Tuesday, February 22, 2011

So I've had a very sudden (or seemingly sudden) change of mind: I'm trying to start eating again. By which I mean regularly, and "enough". Yesterday was the first day of it; I know I managed to keep in a lot more cals than usual, though I don't actually know my exact cal count. Maybe close to 1500 or so? That estimate could be off by hundreds, as I ate a lot just before I went to bed, and don't really know the cals of all of it, etc.

Today so far I've had breakfast, which was 469 cals, and just now I had "lunch", which was 326 cals. My "lunch" was a sandwich on whole wheat with a bunch of toppings (including cheese), which I had honestly thought was a lot more cals than it was -- my total is just under 800, when I figured it was more like 900-1000. I guess this is why it's a decent idea to keep track of my food intake on a website or on Notepad (right now I'm using MyPlate): I can't trick myself into thinking I've eaten more than I have, or less. Not to mention I can keep track of stuff like sodium, protein, and fiber, which is useful. I've had quite a lot of protein today, actually... 39g so far. Some of it was from the bread I've had, though. I've eaten 4 slices of it so far today. Oh well -- it helps me get in my calories, and I certainly wasn't getting nearly enough grains before, AND the bread is whole wheat. So I'm not going to beat myself up about that.

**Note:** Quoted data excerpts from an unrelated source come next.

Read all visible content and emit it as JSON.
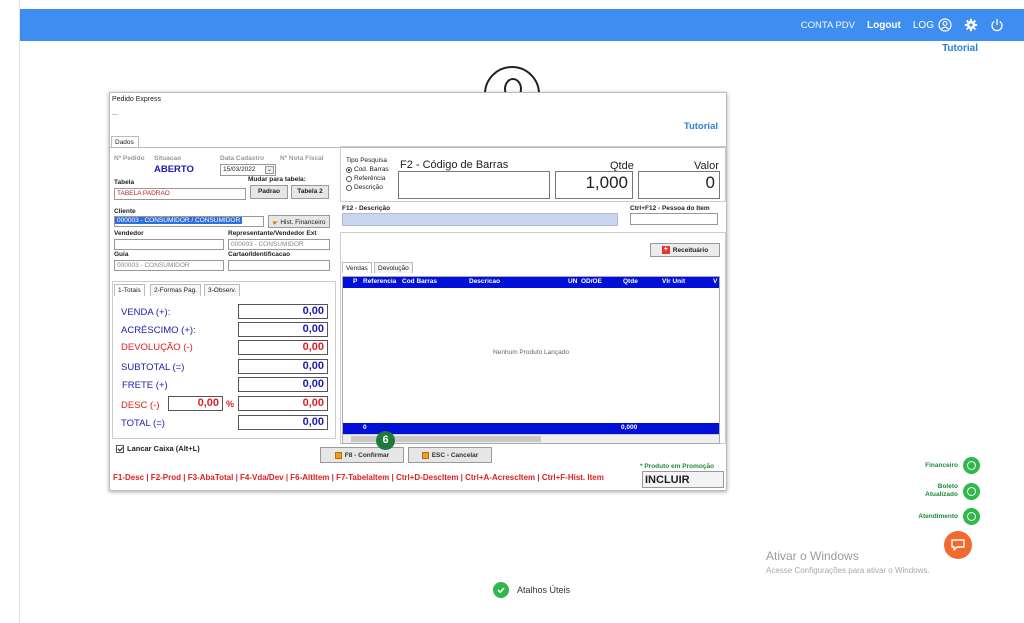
{
  "topbar": {
    "conta": "CONTA PDV",
    "logout": "Logout",
    "log": "LOG",
    "tutorial": "Tutorial"
  },
  "window": {
    "title": "Pedido Express",
    "subtitle": "...",
    "tutorial": "Tutorial",
    "tab": "Dados"
  },
  "header": {
    "pedido_l": "Nº Pedido",
    "situacao_l": "Situacao",
    "situacao_v": "ABERTO",
    "data_l": "Data Cadastro",
    "data_v": "15/03/2022",
    "nota_l": "Nº Nota Fiscal",
    "tabela_l": "Tabela",
    "mudar_l": "Mudar para tabela:",
    "tabela_v": "TABELA PADRAO",
    "padrao_btn": "Padrao",
    "tabela2_btn": "Tabela 2",
    "cliente_l": "Cliente",
    "cliente_v": "000003 - CONSUMIDOR / CONSUMIDOR",
    "hist_btn": "Hist. Financeiro",
    "vendedor_l": "Vendedor",
    "repr_l": "Representante/Vendedor Ext",
    "repr_v": "000003 - CONSUMIDOR",
    "guia_l": "Guia",
    "guia_v": "000003 - CONSUMIDOR",
    "cartao_l": "Cartao/Identificacao"
  },
  "search": {
    "tipo_l": "Tipo Pesquisa",
    "opt1": "Cod. Barras",
    "opt2": "Referência",
    "opt3": "Descrição",
    "f2_l": "F2 - Código de Barras",
    "qtde_l": "Qtde",
    "qtde_v": "1,000",
    "valor_l": "Valor",
    "valor_v": "0",
    "desc_l": "F12 - Descrição",
    "ctrl_l": "Ctrl+F12 - Pessoa do Item",
    "receit_btn": "Receituário"
  },
  "grid": {
    "tab1": "Vendas",
    "tab2": "Devolução",
    "cols": [
      "P",
      "Referencia",
      "Cod Barras",
      "Descricao",
      "UN",
      "OD/OE",
      "Qtde",
      "Vlr Unit",
      "V"
    ],
    "empty": "Nenhum Produto Lançado",
    "foot_count": "0",
    "foot_total": "0,000"
  },
  "totals": {
    "tab1": "1-Totais",
    "tab2": "2-Formas Pag.",
    "tab3": "3-Observ.",
    "venda_l": "VENDA (+):",
    "venda_v": "0,00",
    "acresc_l": "ACRÉSCIMO (+):",
    "acresc_v": "0,00",
    "devol_l": "DEVOLUÇÃO (-)",
    "devol_v": "0,00",
    "subtotal_l": "SUBTOTAL (=)",
    "subtotal_v": "0,00",
    "frete_l": "FRETE (+)",
    "frete_v": "0,00",
    "desc_l": "DESC (-)",
    "desc_pct": "0,00",
    "pct_sign": "%",
    "desc_v": "0,00",
    "total_l": "TOTAL (=)",
    "total_v": "0,00"
  },
  "footer": {
    "lancar": "Lancar Caixa (Alt+L)",
    "confirmar": "F8 - Confirmar",
    "cancelar": "ESC - Cancelar",
    "badge": "6",
    "promo": "* Produto em Promoção",
    "shortcuts": "F1-Desc | F2-Prod | F3-AbaTotal | F4-Vda/Dev | F6-AltItem | F7-TabelaItem | Ctrl+D-DescItem | Ctrl+A-AcrescItem | Ctrl+F-Hist. Item",
    "incluir": "INCLUIR"
  },
  "side": {
    "financeiro": "Financeiro",
    "boleto1": "Boleto",
    "boleto2": "Atualizado",
    "atendimento": "Atendimento"
  },
  "windows_activation": {
    "line1": "Ativar o Windows",
    "line2": "Acesse Configurações para ativar o Windows."
  },
  "atalhos": "Atalhos Úteis",
  "colors": {
    "topbar": "#3d8ef0",
    "grid_header": "#0010d8",
    "red": "#e02020",
    "blue_text": "#1a1ab0",
    "green": "#2fb84c",
    "orange": "#f26a2e"
  }
}
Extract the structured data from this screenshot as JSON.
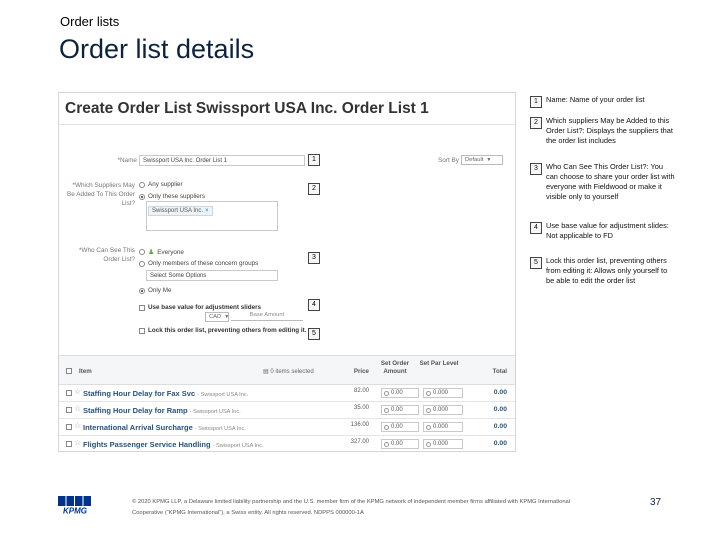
{
  "slide": {
    "subtitle": "Order lists",
    "title": "Order list details",
    "page_number": "37",
    "footnote": "© 2020 KPMG LLP, a Delaware limited liability partnership and the U.S. member firm of the KPMG network of independent member firms affiliated with KPMG International Cooperative (“KPMG International”), a Swiss entity. All rights reserved. NDPPS 000000-1A"
  },
  "form": {
    "title": "Create Order List Swissport USA Inc. Order List 1",
    "name_label": "Name",
    "name_value": "Swissport USA Inc. Order List 1",
    "sort_by_label": "Sort By",
    "sort_by_value": "Default",
    "suppliers_label": "Which Suppliers May Be Added To This Order List?",
    "supplier_options": [
      "Any supplier",
      "Only these suppliers"
    ],
    "supplier_tag": "Swissport USA Inc.",
    "who_label": "Who Can See This Order List?",
    "visibility_options": [
      "Everyone",
      "Only members of these concern groups",
      "Only Me"
    ],
    "group_select": "Select Some Options",
    "base_value_label": "Use base value for adjustment sliders",
    "currency": "CAD",
    "base_amount_placeholder": "Base Amount",
    "lock_label": "Lock this order list, preventing others from editing it."
  },
  "table": {
    "headers": {
      "item": "Item",
      "selected": "0 items selected",
      "price": "Price",
      "set_amount": "Set Order Amount",
      "set_level": "Set Par Level",
      "total": "Total"
    },
    "rows": [
      {
        "name": "Staffing Hour Delay for Fax Svc",
        "supplier": "- Swissport USA Inc.",
        "price": "82.00",
        "amount": "0.00",
        "level": "0.000",
        "total": "0.00"
      },
      {
        "name": "Staffing Hour Delay for Ramp",
        "supplier": "- Swissport USA Inc.",
        "price": "35.00",
        "amount": "0.00",
        "level": "0.000",
        "total": "0.00"
      },
      {
        "name": "International Arrival Surcharge",
        "supplier": "- Swissport USA Inc.",
        "price": "136.00",
        "amount": "0.00",
        "level": "0.000",
        "total": "0.00"
      },
      {
        "name": "Flights Passenger Service Handling",
        "supplier": "- Swissport USA Inc.",
        "price": "327.00",
        "amount": "0.00",
        "level": "0.000",
        "total": "0.00"
      }
    ]
  },
  "callouts": {
    "markers": [
      "1",
      "2",
      "3",
      "4",
      "5"
    ]
  },
  "legend": [
    {
      "num": "1",
      "text": "Name: Name of your order list"
    },
    {
      "num": "2",
      "text": "Which suppliers May be Added to this Order List?: Displays the suppliers that the order list includes"
    },
    {
      "num": "3",
      "text": "Who Can See This Order List?: You can choose to share your order list with everyone with Fieldwood or make it visible only to yourself"
    },
    {
      "num": "4",
      "text": "Use base value for adjustment slides: Not applicable to FD"
    },
    {
      "num": "5",
      "text": "Lock this order list, preventing others from editing it: Allows only yourself to be able to edit the order list"
    }
  ],
  "logo_text": "KPMG"
}
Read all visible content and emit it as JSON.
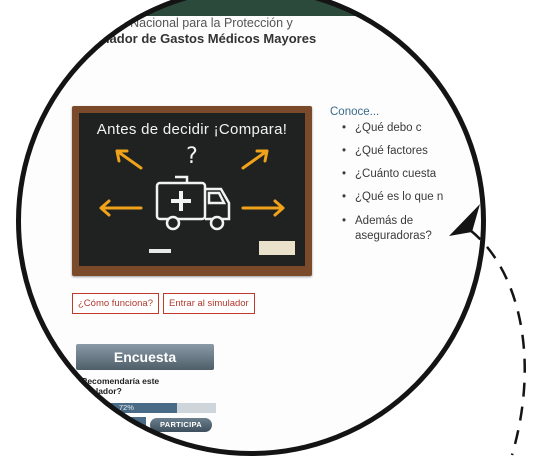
{
  "header": {
    "line1": "ión Nacional para la Protección y",
    "line2": "ulador de Gastos Médicos Mayores"
  },
  "chalkboard": {
    "title": "Antes de decidir ¡Compara!",
    "symbol": "?"
  },
  "buttons": {
    "como_funciona": "¿Cómo funciona?",
    "entrar": "Entrar al simulador"
  },
  "info": {
    "intro": "Conoce...",
    "questions": [
      "¿Qué debo c",
      "¿Qué factores",
      "¿Cuánto cuesta",
      "¿Qué es lo que n",
      "Además de aseguradoras?"
    ]
  },
  "survey": {
    "title": "Encuesta",
    "question": "¿Recomendaría este simulador?",
    "percent_label": "72%",
    "percent_value": 0.72,
    "participate_label": "PARTICIPA"
  },
  "colors": {
    "ring": "#141414",
    "button_border": "#c0392b",
    "chalk_orange": "#f0a21b",
    "board_frame": "#7a4a2a"
  }
}
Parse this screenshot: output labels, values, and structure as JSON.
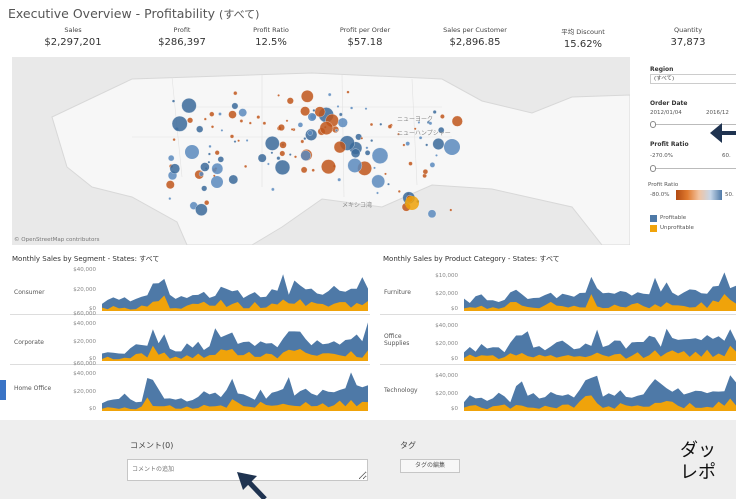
{
  "header": {
    "title": "Executive Overview - Profitability",
    "title_suffix": "(すべて)"
  },
  "kpis": [
    {
      "label": "Sales",
      "value": "$2,297,201"
    },
    {
      "label": "Profit",
      "value": "$286,397"
    },
    {
      "label": "Profit Ratio",
      "value": "12.5%"
    },
    {
      "label": "Profit per Order",
      "value": "$57.18"
    },
    {
      "label": "Sales per Customer",
      "value": "$2,896.85"
    },
    {
      "label": "平均 Discount",
      "value": "15.62%"
    },
    {
      "label": "Quantity",
      "value": "37,873"
    }
  ],
  "map": {
    "credit": "© OpenStreetMap contributors",
    "label_1": "ニューヨーク",
    "label_2": "ニューハンプシャー",
    "label_3": "メキシコ湾"
  },
  "filters": {
    "region_label": "Region",
    "region_value": "(すべて)",
    "order_date_label": "Order Date",
    "order_date_start": "2012/01/04",
    "order_date_end": "2016/12",
    "profit_ratio_label": "Profit Ratio",
    "profit_ratio_min": "-270.0%",
    "profit_ratio_max": "60.",
    "legend_title": "Profit Ratio",
    "legend_min": "-80.0%",
    "legend_max": "50.",
    "legend_profitable": "Profitable",
    "legend_unprofitable": "Unprofitable"
  },
  "charts": {
    "segment_title": "Monthly Sales by Segment - States: すべて",
    "category_title": "Monthly Sales by Product Category - States: すべて",
    "segment_rows": [
      "Consumer",
      "Corporate",
      "Home Office"
    ],
    "category_rows": [
      "Furniture",
      "Office Supplies",
      "Technology"
    ],
    "segment_ticks": [
      "$60,000",
      "$40,000",
      "$20,000",
      "$0"
    ],
    "category_ticks": [
      "$40,000",
      "$20,000",
      "$0"
    ],
    "category_ticks_first": [
      "$10,000",
      "$20,000",
      "$0"
    ]
  },
  "chart_data": {
    "type": "area",
    "title": "Monthly Sales by Segment - States: すべて",
    "colors": {
      "sales": "#4e79a7",
      "profit": "#f0a30a"
    }
  },
  "comments": {
    "label": "コメント(0)",
    "placeholder": "コメントの追加"
  },
  "tags": {
    "label": "タグ",
    "button": "タグの編集"
  },
  "overlay": {
    "line1": "ダッ",
    "line2": "レポ"
  }
}
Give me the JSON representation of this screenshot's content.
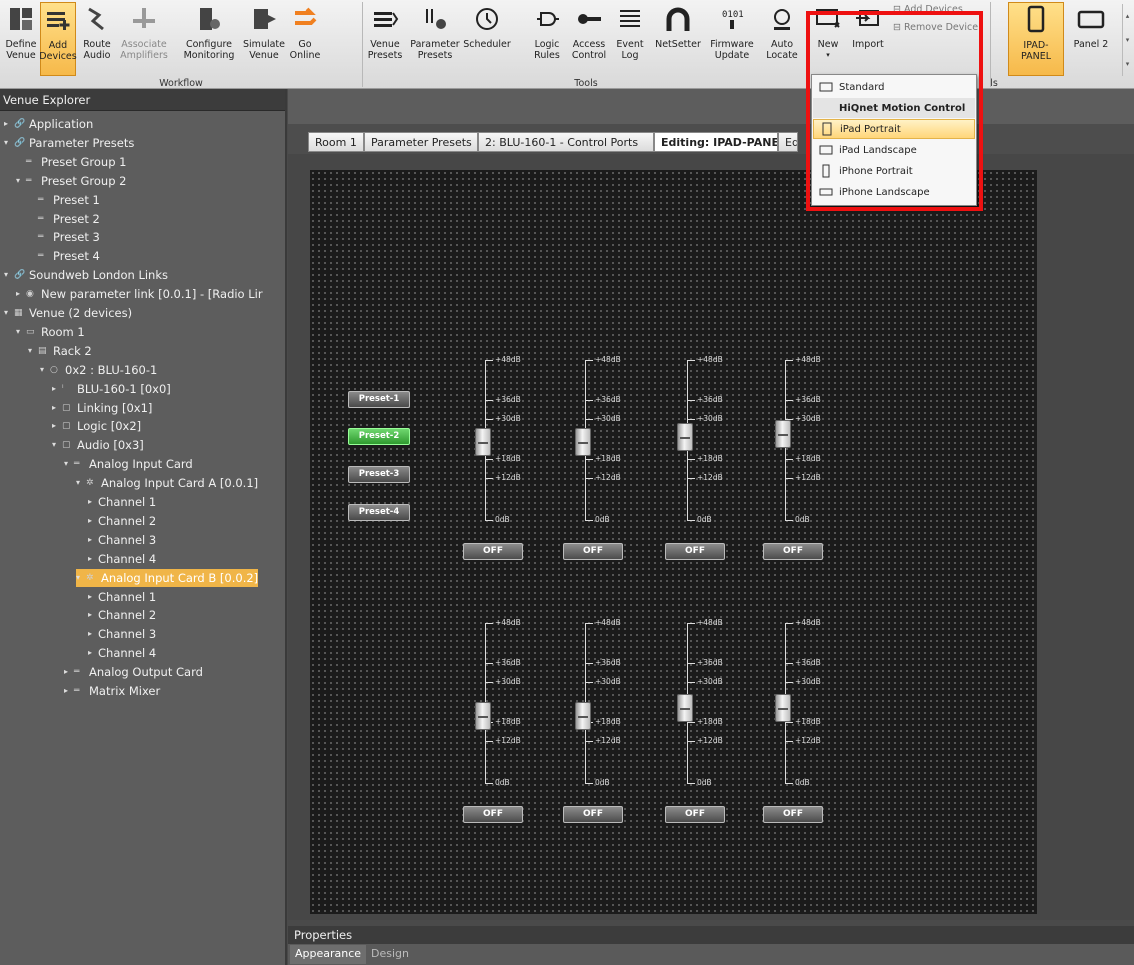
{
  "ribbon": {
    "groups": {
      "workflow": "Workflow",
      "tools": "Tools",
      "panels_partial": "ls"
    },
    "buttons": {
      "define_venue": "Define\nVenue",
      "add_devices": "Add\nDevices",
      "route_audio": "Route\nAudio",
      "associate_amplifiers": "Associate\nAmplifiers",
      "configure_monitoring": "Configure\nMonitoring",
      "simulate_venue": "Simulate\nVenue",
      "go_online": "Go\nOnline",
      "venue_presets": "Venue\nPresets",
      "parameter_presets": "Parameter\nPresets",
      "scheduler": "Scheduler",
      "logic_rules": "Logic\nRules",
      "access_control": "Access\nControl",
      "event_log": "Event\nLog",
      "netsetter": "NetSetter",
      "firmware_update": "Firmware\nUpdate",
      "auto_locate": "Auto\nLocate",
      "new": "New",
      "import": "Import",
      "add_devices_small": "Add Devices",
      "remove_device": "Remove Device",
      "ipad_panel": "IPAD-PANEL",
      "panel2": "Panel 2"
    }
  },
  "explorer": {
    "title": "Venue Explorer",
    "items": [
      {
        "label": "Application",
        "indent": 0,
        "arrow": "▸",
        "icon": "link-icon"
      },
      {
        "label": "Parameter Presets",
        "indent": 0,
        "arrow": "▾",
        "icon": "link-icon"
      },
      {
        "label": "Preset Group 1",
        "indent": 1,
        "arrow": "",
        "icon": "group-icon"
      },
      {
        "label": "Preset Group 2",
        "indent": 1,
        "arrow": "▾",
        "icon": "group-icon"
      },
      {
        "label": "Preset 1",
        "indent": 2,
        "arrow": "",
        "icon": "group-icon"
      },
      {
        "label": "Preset 2",
        "indent": 2,
        "arrow": "",
        "icon": "group-icon"
      },
      {
        "label": "Preset 3",
        "indent": 2,
        "arrow": "",
        "icon": "group-icon"
      },
      {
        "label": "Preset 4",
        "indent": 2,
        "arrow": "",
        "icon": "group-icon"
      },
      {
        "label": "Soundweb London Links",
        "indent": 0,
        "arrow": "▾",
        "icon": "link-icon"
      },
      {
        "label": "New parameter link  [0.0.1]  -  [Radio Lir",
        "indent": 1,
        "arrow": "▸",
        "icon": "param-link-icon"
      },
      {
        "label": "Venue (2 devices)",
        "indent": 0,
        "arrow": "▾",
        "icon": "venue-icon"
      },
      {
        "label": "Room 1",
        "indent": 1,
        "arrow": "▾",
        "icon": "room-icon"
      },
      {
        "label": "Rack 2",
        "indent": 2,
        "arrow": "▾",
        "icon": "rack-icon"
      },
      {
        "label": "0x2 : BLU-160-1",
        "indent": 3,
        "arrow": "▾",
        "icon": "node-icon"
      },
      {
        "label": "BLU-160-1 [0x0]",
        "indent": 4,
        "arrow": "▸",
        "icon": "info-icon"
      },
      {
        "label": "Linking [0x1]",
        "indent": 4,
        "arrow": "▸",
        "icon": "folder-icon"
      },
      {
        "label": "Logic [0x2]",
        "indent": 4,
        "arrow": "▸",
        "icon": "folder-icon"
      },
      {
        "label": "Audio [0x3]",
        "indent": 4,
        "arrow": "▾",
        "icon": "folder-icon"
      },
      {
        "label": "Analog Input Card",
        "indent": 5,
        "arrow": "▾",
        "icon": "card-icon"
      },
      {
        "label": "Analog Input Card A [0.0.1]",
        "indent": 6,
        "arrow": "▾",
        "icon": "gear-icon"
      },
      {
        "label": "Channel 1",
        "indent": 7,
        "arrow": "▸",
        "icon": ""
      },
      {
        "label": "Channel 2",
        "indent": 7,
        "arrow": "▸",
        "icon": ""
      },
      {
        "label": "Channel 3",
        "indent": 7,
        "arrow": "▸",
        "icon": ""
      },
      {
        "label": "Channel 4",
        "indent": 7,
        "arrow": "▸",
        "icon": ""
      },
      {
        "label": "Analog Input Card B [0.0.2]",
        "indent": 6,
        "arrow": "▾",
        "icon": "gear-icon",
        "selected": true
      },
      {
        "label": "Channel 1",
        "indent": 7,
        "arrow": "▸",
        "icon": ""
      },
      {
        "label": "Channel 2",
        "indent": 7,
        "arrow": "▸",
        "icon": ""
      },
      {
        "label": "Channel 3",
        "indent": 7,
        "arrow": "▸",
        "icon": ""
      },
      {
        "label": "Channel 4",
        "indent": 7,
        "arrow": "▸",
        "icon": ""
      },
      {
        "label": "Analog Output Card",
        "indent": 5,
        "arrow": "▸",
        "icon": "card-icon"
      },
      {
        "label": "Matrix Mixer",
        "indent": 5,
        "arrow": "▸",
        "icon": "card-icon"
      }
    ]
  },
  "tabs": [
    "Room 1",
    "Parameter Presets",
    "2: BLU-160-1 - Control Ports",
    "Editing: IPAD-PANEL",
    "Ed"
  ],
  "active_tab": 3,
  "panel": {
    "presets": [
      "Preset-1",
      "Preset-2",
      "Preset-3",
      "Preset-4"
    ],
    "active_preset": 1,
    "fader_scale": [
      "+48dB",
      "+36dB",
      "+30dB",
      "+18dB",
      "+12dB",
      "0dB"
    ],
    "fader_rows": [
      {
        "levels": [
          0.47,
          0.47,
          0.5,
          0.52
        ]
      },
      {
        "levels": [
          0.4,
          0.4,
          0.45,
          0.45
        ]
      }
    ],
    "off_label": "OFF"
  },
  "dropdown": {
    "items": [
      {
        "label": "Standard",
        "icon": "standard-icon"
      },
      {
        "label": "HiQnet Motion Control",
        "header": true
      },
      {
        "label": "iPad Portrait",
        "icon": "ipad-portrait-icon",
        "hover": true
      },
      {
        "label": "iPad Landscape",
        "icon": "ipad-landscape-icon"
      },
      {
        "label": "iPhone Portrait",
        "icon": "iphone-portrait-icon"
      },
      {
        "label": "iPhone Landscape",
        "icon": "iphone-landscape-icon"
      }
    ]
  },
  "properties": {
    "title": "Properties",
    "tabs": [
      "Appearance",
      "Design"
    ],
    "active": 0
  },
  "colors": {
    "accent": "#f0b548",
    "highlight": "#ee1111",
    "preset_on": "#3fb33f"
  }
}
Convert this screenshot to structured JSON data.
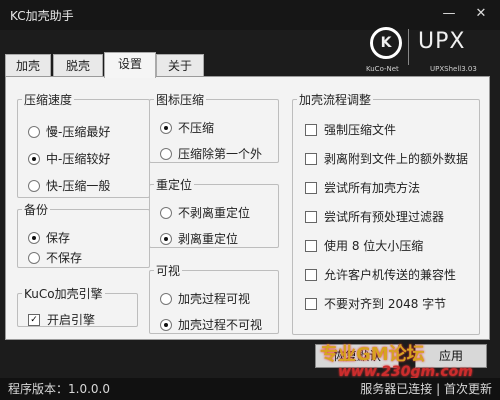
{
  "window": {
    "title": "KC加壳助手",
    "minimize": "—",
    "close": "✕"
  },
  "brand": {
    "logo": "K",
    "name": "UPX",
    "sub_left": "KuCo-Net",
    "sub_right": "UPXShell3.03"
  },
  "tabs": [
    {
      "label": "加壳",
      "active": false
    },
    {
      "label": "脱壳",
      "active": false
    },
    {
      "label": "设置",
      "active": true
    },
    {
      "label": "关于",
      "active": false
    }
  ],
  "compression_speed": {
    "title": "压缩速度",
    "options": [
      "慢-压缩最好",
      "中-压缩较好",
      "快-压缩一般"
    ],
    "selected": 1
  },
  "backup": {
    "title": "备份",
    "options": [
      "保存",
      "不保存"
    ],
    "selected": 0
  },
  "engine": {
    "title": "KuCo加壳引擎",
    "option": "开启引擎",
    "checked": true
  },
  "icon_compression": {
    "title": "图标压缩",
    "options": [
      "不压缩",
      "压缩除第一个外"
    ],
    "selected": 0
  },
  "relocation": {
    "title": "重定位",
    "options": [
      "不剥离重定位",
      "剥离重定位"
    ],
    "selected": 1
  },
  "visible": {
    "title": "可视",
    "options": [
      "加壳过程可视",
      "加壳过程不可视"
    ],
    "selected": 1
  },
  "process_adjust": {
    "title": "加壳流程调整",
    "options": [
      "强制压缩文件",
      "剥离附到文件上的额外数据",
      "尝试所有加壳方法",
      "尝试所有预处理过滤器",
      "使用 8 位大小压缩",
      "允许客户机传送的兼容性",
      "不要对齐到 2048 字节"
    ]
  },
  "actions": {
    "restore_default": "恢复默认",
    "apply": "应用"
  },
  "watermark": {
    "line1": "专业GM论坛",
    "line2": "www.230gm.com"
  },
  "status": {
    "version": "程序版本：1.0.0.0",
    "server": "服务器已连接",
    "updated": "首次更新"
  }
}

Weight today was 98.6; yesterday it was 98. Since the day before that it was 96.4, I know that the weight "gain" is not real weight, but more likely food and water weight from actually eating again. That being said, though, I know this weight won't "go away" as long as I'm eating normally, since is the normal pound or two humans always have in them from actually eating and being hydrated. I'm surprised by how little I'm freaking out about it.

Then again, there is a pretty strong something in my head right now telling me that this is the right thing -- that eating is a good thing to do right now. Whatever that self-destructive/suicidal thing was in my head that made me restrict before seems to have vanished into thin air. I honestly, truly attribute this to my meds. I've noticed that while I'm in the process of falling back into major depression, I also get a serious increase of suicidal ideation, to the point that I really want to do it, my whole life seems hopeless, etc etc. And I have always said that in order to restrict severely I had to have a death wish. So now that the death wish is gone, apparently I may be capable of normalizing my intake again. It does make sense.

I know that bulimia won't go away nearly as easily as this, however, because for me bulimia is as natural as breathing, and has been from the first time I purged. The binging stems from emotional things, and the purging is something I feel to be a necessary response to such binging, so I don't see it stopping anytime soon. It would take a lot more than a simple balanced meal plan to fix that part of it. But whatever... I've had bulimia for years, and I'm used to it. It's the restriction that always desperately interferes with my life when it gets really strong, and the restriction I need to fix before I can do anything else with my life. So I guess it's better that I'm trying to do that now.

Wish me luck, I guess... and pray that this isn't just another "phase" of my eating disorder.